Her husband is in the medical field so I am not worried. She had prompt and first rate attention. Get well quick! It has nothing to do with everyone else having to pick up the considerable slack or the inefficiency in store operations that has occurred in her absense. Okay, well maybe a little bit.

We all miss you Sandy!

I received an email this evening from someone that reads the blog. Apparently the postings of the past few days have created something of a serial soap opera. She was particularly pissed at me when it ended.

Did I ever tell you that I suck at ending stories?

Anyway, you know who you are and I will respect your privacy here. I will look at it. I agree that the things relating to the football players was a good feature of the story. There was some engaging dialogue there. It also developed some characters that I subsequently did not even bother to do much of anything with except establishign some realism through a back story. The trouble is that I am telling a story that sort of parallels reality and as best I can determine reality does not play with the rules or obey the conventions of story construction.

So, yes I completely agree with you that I probably should write more. Even so I don't think I could turn it into an ongoing serial. All I need is to begin another series! I never intended to create a serial thing in this blog but maybe I should consider it. It is an interesting idea. And yes, as I just hinted the story is autobiographical but only to an extent. If I were writing a book this one would have had the first person changed to third person and probably I would have become Brent or perhaps Noh Bahdi. I have some other characters that could have done these deeds. Aaron for example. Oh but I don't thinkl any of you have met him, yet. Sorry, he is in the second series. You'll like him. He is a lot like me and then again not quite.

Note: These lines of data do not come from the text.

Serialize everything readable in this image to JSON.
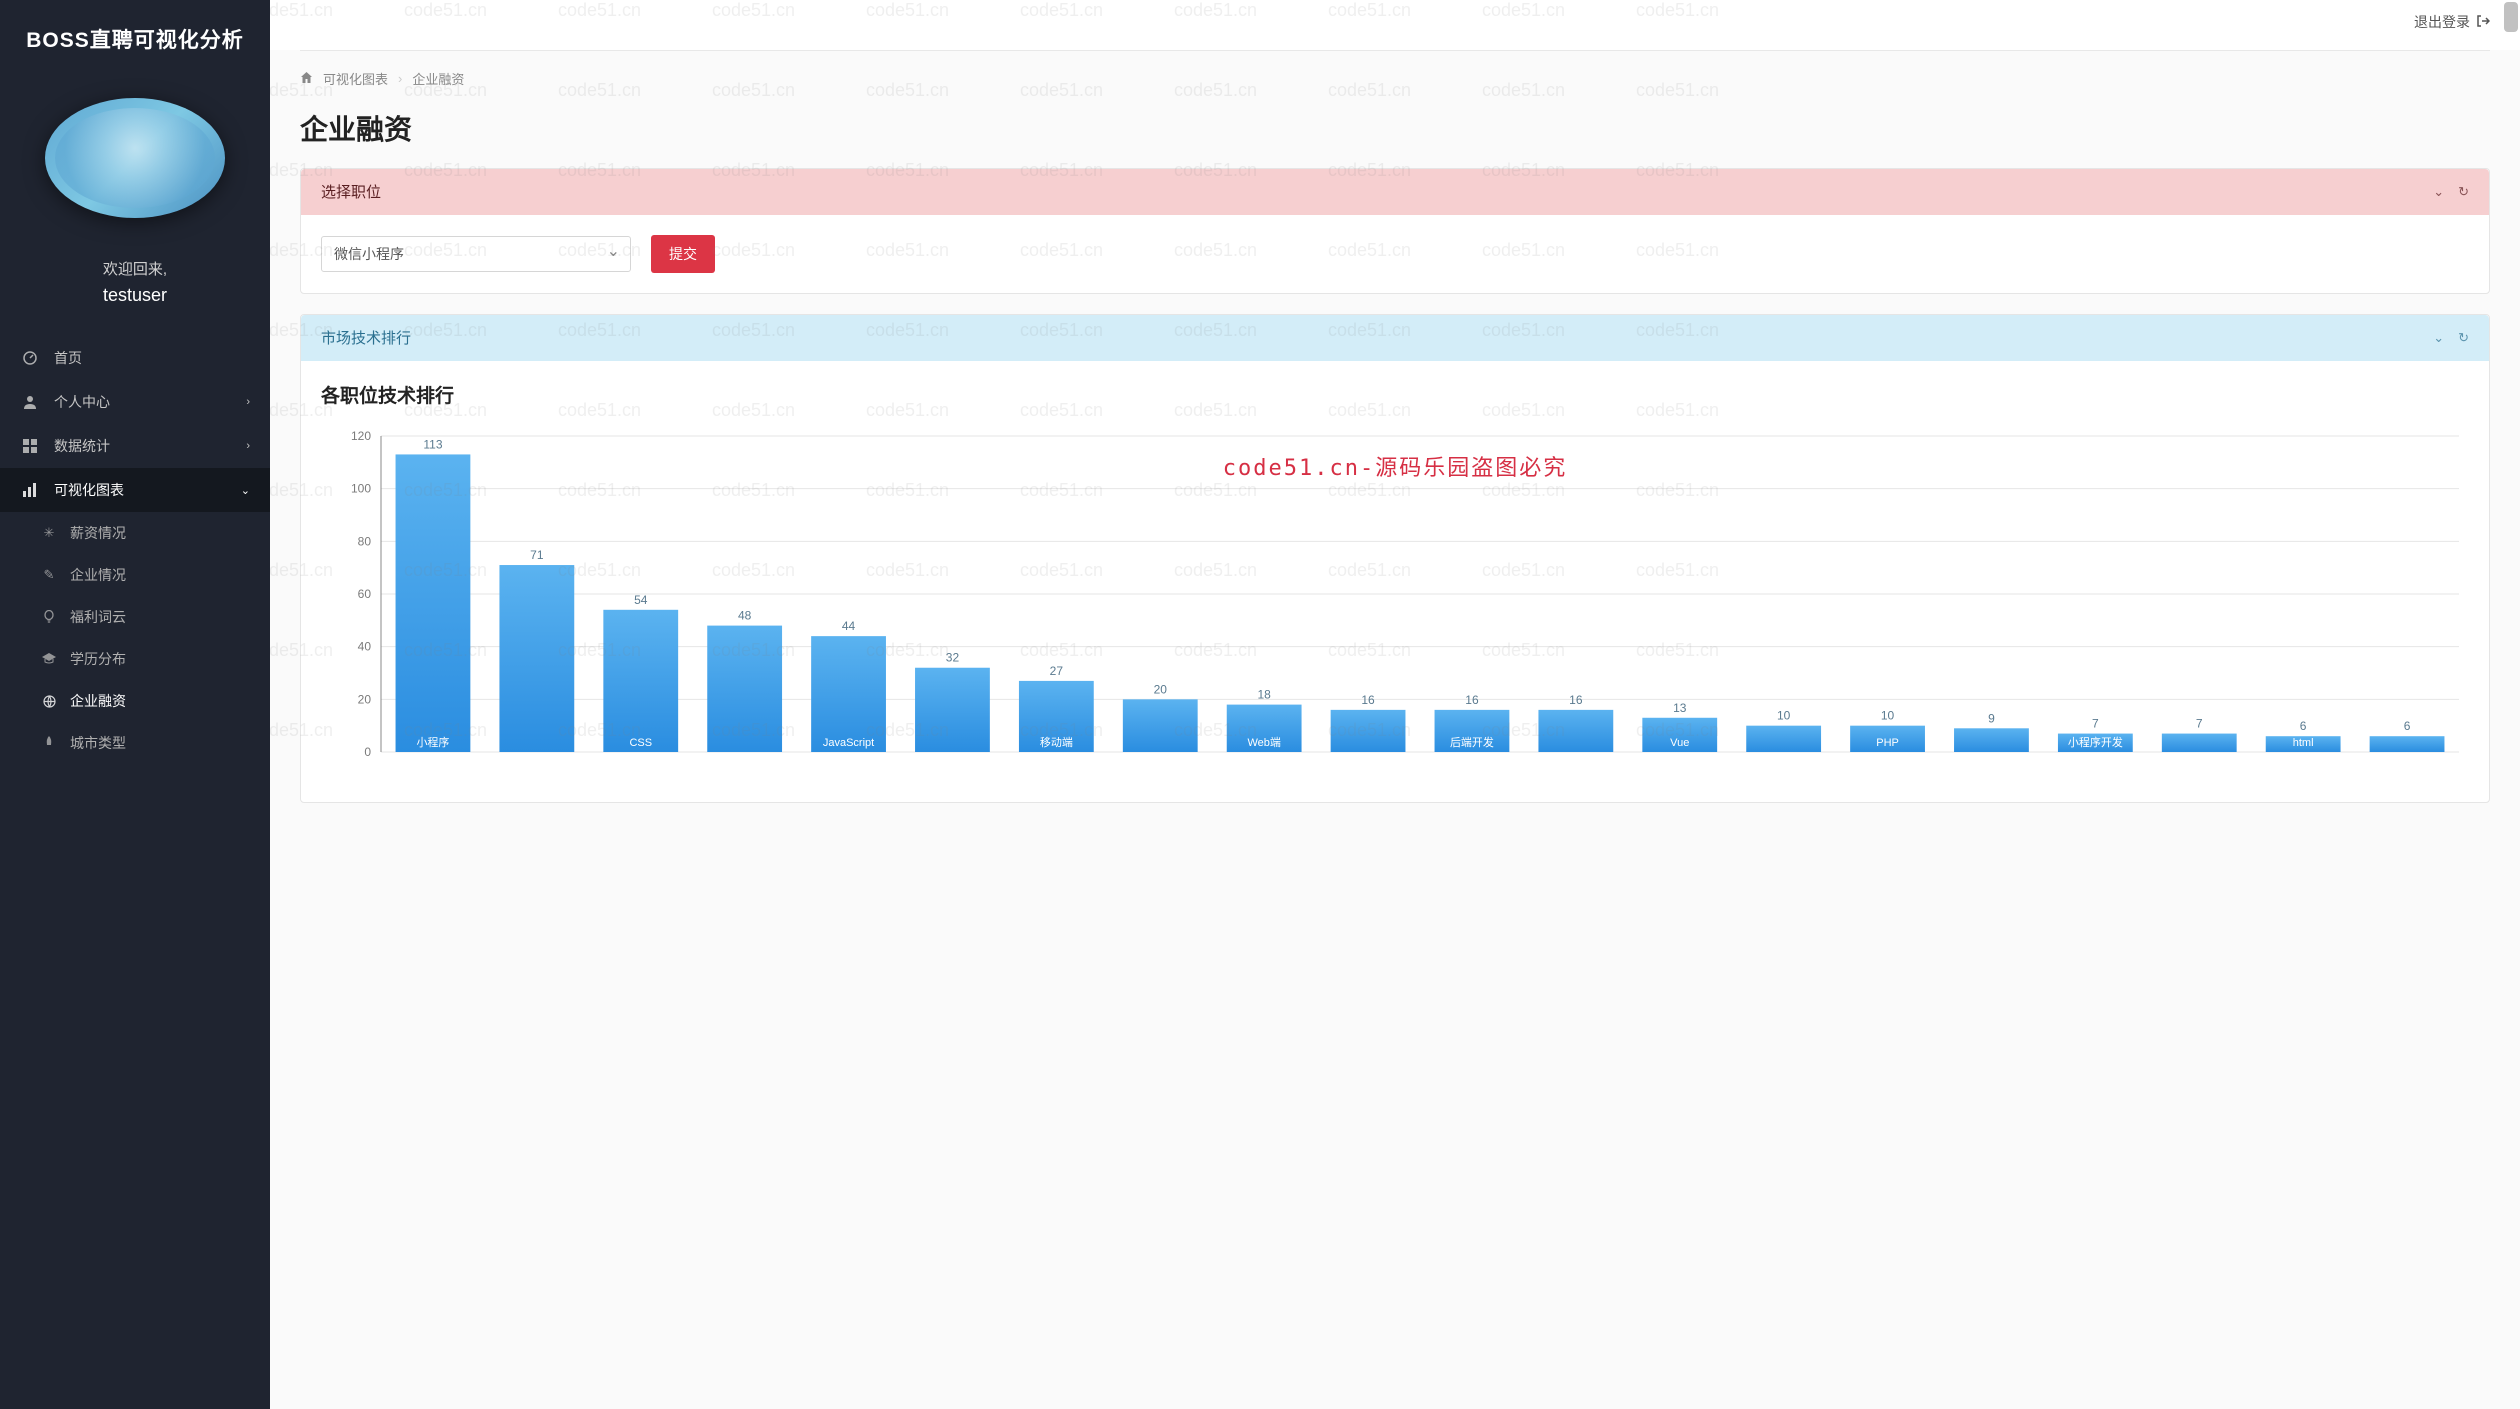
{
  "brand": {
    "title": "BOSS直聘可视化分析"
  },
  "welcome": {
    "hi": "欢迎回来,",
    "user": "testuser"
  },
  "nav": {
    "home": "首页",
    "profile": "个人中心",
    "stats": "数据统计",
    "charts": "可视化图表",
    "sub": {
      "salary": "薪资情况",
      "company": "企业情况",
      "welfare": "福利词云",
      "edu": "学历分布",
      "finance": "企业融资",
      "city": "城市类型"
    }
  },
  "topbar": {
    "logout": "退出登录"
  },
  "crumbs": {
    "a": "可视化图表",
    "b": "企业融资"
  },
  "page": {
    "title": "企业融资"
  },
  "panel1": {
    "title": "选择职位",
    "select_value": "微信小程序",
    "submit": "提交"
  },
  "panel2": {
    "title": "市场技术排行",
    "chart_title": "各职位技术排行"
  },
  "chart": {
    "type": "bar",
    "ylim": [
      0,
      120
    ],
    "ytick_step": 20,
    "yticks": [
      0,
      20,
      40,
      60,
      80,
      100,
      120
    ],
    "bar_fill_top": "#5bb3f0",
    "bar_fill_bottom": "#2a8de0",
    "bar_gap_ratio": 0.28,
    "grid_color": "#e6e6e6",
    "axis_color": "#888888",
    "label_color": "#7a7a7a",
    "value_label_color": "#5a7a8f",
    "xlabel_color": "#ffffff",
    "categories": [
      "小程序",
      "",
      "CSS",
      "",
      "JavaScript",
      "",
      "移动端",
      "",
      "Web端",
      "",
      "后端开发",
      "",
      "Vue",
      "",
      "PHP",
      "",
      "小程序开发",
      "",
      "html",
      ""
    ],
    "show_label": [
      true,
      false,
      true,
      false,
      true,
      false,
      true,
      false,
      true,
      false,
      true,
      false,
      true,
      false,
      true,
      false,
      true,
      false,
      true,
      false
    ],
    "values": [
      113,
      71,
      54,
      48,
      44,
      32,
      27,
      20,
      18,
      16,
      16,
      16,
      13,
      10,
      10,
      9,
      7,
      7,
      6,
      6
    ]
  },
  "watermark": {
    "text": "code51.cn",
    "center": "code51.cn-源码乐园盗图必究",
    "rows": 10,
    "cols": 10,
    "xstep": 154,
    "ystep": 80
  }
}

Anyway, I'll consider doing more with the story. There is more to tell. What there is in that story is embellished and distorted, mind you. You might even say that it is presented as the way that I would have wanted it to be. Annie is real enough, except for a name change. The relationship between us never happened in the way it is presented mainly because at the time I was really shy. Sorry to disillusion you.

In the real summer of 1972 I was infatuated with a lady named Marie (funny how that name managed to get into the series One Over X) and even though she spoke to me and we joked a bit I meant next to nothing to her. Was Marie the goddess that her namesake in One Over X becomes, no not at all. She was cute, though. At least I thought that she was cute. I was going through my senior yearbook. I found it at my big sister's house when I was staying there with the klids for the Hurrcane Frances evacuation.

My daughter Sarah has a passing interest in seeing what I looked like during high school. I was interested in appraising the quality of my memory of how some people looked. I saw a few picture of Marie. Like I say, she was cute.

The Marie in the series is a composite of many ladies I have known, encompassing the best physical features and personality characteristics of each. So in a very essential way she is everywoman but no one woman.

One of the last ladies to enter into the matrix of her character was someone named Minerva, Minnie or Min for short. I actually opted for Min verses Minnie because of the Minnie Mouse confusion. I also has a friend named Steve who called his wife Min. They were quality people.

In the world of a writer, things like character names can be decided on a whim or after a lengthy process of complicated decisions, merging composites into one profile that has attributes of many but yet serves the function of each to advance the plot. Who is ever going to know? Me? I might never even tell.

So there!

Or my may tell in this blog. So at least that is an reason to come back again.

E

1 Comments:

At 9:23 PM, Anonymous Anonymous said...

Elgon,
You are a true friend and I love you for that. Thanks for your kind word and thought. I'm doing fine and as you said today" Sandy's back!" enough said.